Quando passamos pelas margens do Douro no Porto ou em Vila Nova de Gaia, não conseguimos ficar indiferentes aos pequenos barcos em madeira que aí encontramos. Afinal, os famosos barcos Rabelos apelam à tradição e à antiguidade, mas também à bravura e coragem dos portugueses. Mas qual é a sua origem e qual é a sua história?
Muito antes da criação de estradas e caminhos-de-ferro, as remotas quintas do Vinho do Porto eram acessíveis apenas pelo rio. Assim, os barcos Rabelos tiveram um papel crucial em dar a conhecer ao mundo este vinho, que tinha que ser apreciado por todo o mundo.
Desempenharam um papel crucial no transporte eficaz do vinho do Porto desde o local onde eram produzidos, no Douro Vinhateiro, até ao local onde ficavam as caves e os empresários que o exportavam, no Porto e em Gaia.
Mas, nesta altura, o Douro fervilhava de fúria, correndo com uma cólera e raiva inigualáveis, só descansando quando chegava ao mar. Até à construção das barragens, na década de 70, o rio tinha uma corrente turbulenta e muito rápida. E foram estas mesmas águas que os barcos Rabelos atravessaram, liderados por corajosos marinheiros portugueses.
Estes barcos foram uma obra-prima do seu tempo, tendo sido desenhados para sobreviver às rápidas correntes do Douro. São uma embarcação de fundo chato e com vela quadrada, que mede entre 19 a 23 metros, que podia transportar até 100 barris de vinho do Porto e uma tripulação de até 12 homens.
Estes tripulantes eram homens de fé, até porque só com uma crença inabalável e certezas de proteção divina se conseguia ter a coragem necessária para partir numa jornada tão fatídica, sempre com a incerteza se voltariam a pisar em terra firme.
Algumas viagens eram incrivelmente calmas, mas quando o barco era apanhado na corrente enfurecida, não havia mais a fazer que confiar no destino e rezar. Numa tentativa de as preces chegarem mais rapidamente aos céus, era costume dar nomes religiosos aos barcos Rabelos, e foram também edificados diversos santuários e desenhadas maravilhosas pinturas nos penhascos com vista para os desfiladeiros mais perigosos.
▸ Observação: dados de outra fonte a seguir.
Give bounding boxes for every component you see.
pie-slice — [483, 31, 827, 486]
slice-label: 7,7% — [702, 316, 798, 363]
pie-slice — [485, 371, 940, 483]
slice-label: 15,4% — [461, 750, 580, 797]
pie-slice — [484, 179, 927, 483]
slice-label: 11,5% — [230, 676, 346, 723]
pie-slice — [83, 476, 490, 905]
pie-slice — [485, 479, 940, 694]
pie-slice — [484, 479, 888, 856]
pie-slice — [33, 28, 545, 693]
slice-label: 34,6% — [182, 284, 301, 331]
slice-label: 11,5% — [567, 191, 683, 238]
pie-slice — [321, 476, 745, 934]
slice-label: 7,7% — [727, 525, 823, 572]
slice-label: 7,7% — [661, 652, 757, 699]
Infelizmente, isto não era suficiente muitas vezes e, apesar de serem homens fortes e habilitados a navegar, muitos perderam a vida no Douro, incluindo o Barão Forrester, que faleceu afogado em 1861, no seguimento de um naufrágio.Diz-se que foi dos primeiros a afogar-se devido ao peso do seu lendário cinto de dinheiro, cheio de ouro.
No mesmo barco Rabelo onde se afogou o Barão Forrester seguia também a famosa empresária Antónia Adelaide Ferreira, conhecida como a “Ferreirinha“, que não se terá afogado graças às saias de balão que vestia, que a fizeram flutuar até às margens do Douro.
Apesar de tudo, e malgrado as águas impiedosas, muitos Rabelos chegaram ao seu destino, e milhares de barris chegaram às caves do Vinho do Porto, sendo o vinho depois enviado para o mundo.
A primeira via ferroviária do Douro foi terminada em 1887, o que marcou o declínio dos barcos Rabelos, que deixaram de ser a única opção para o transporte de mercadorias. Mesmo assim, estes barcos não caíram em desuso durante décadas – de facto, crê-se que a última viagem de um Rabelo pelo Douro ocorreu já em 1964.
Nos nossos dias, os Rabelos continuam a embelezar o Douro, ainda que apenas na zona ribeirinha. Continua a valer a pena fazer um cruzeiro pelas margens do Porto e de Vila Nova de Gaia em réplicas destes belos barcos.
E no dia de São João, a 24 de junho, realiza-se um dos eventos mais aguardados do ano, a “Regata Anual dos Rabelos”, evento que embeleza as margens do Douro e ajudam a manter viva a memória desta História tão orgulhosamente portuguesa.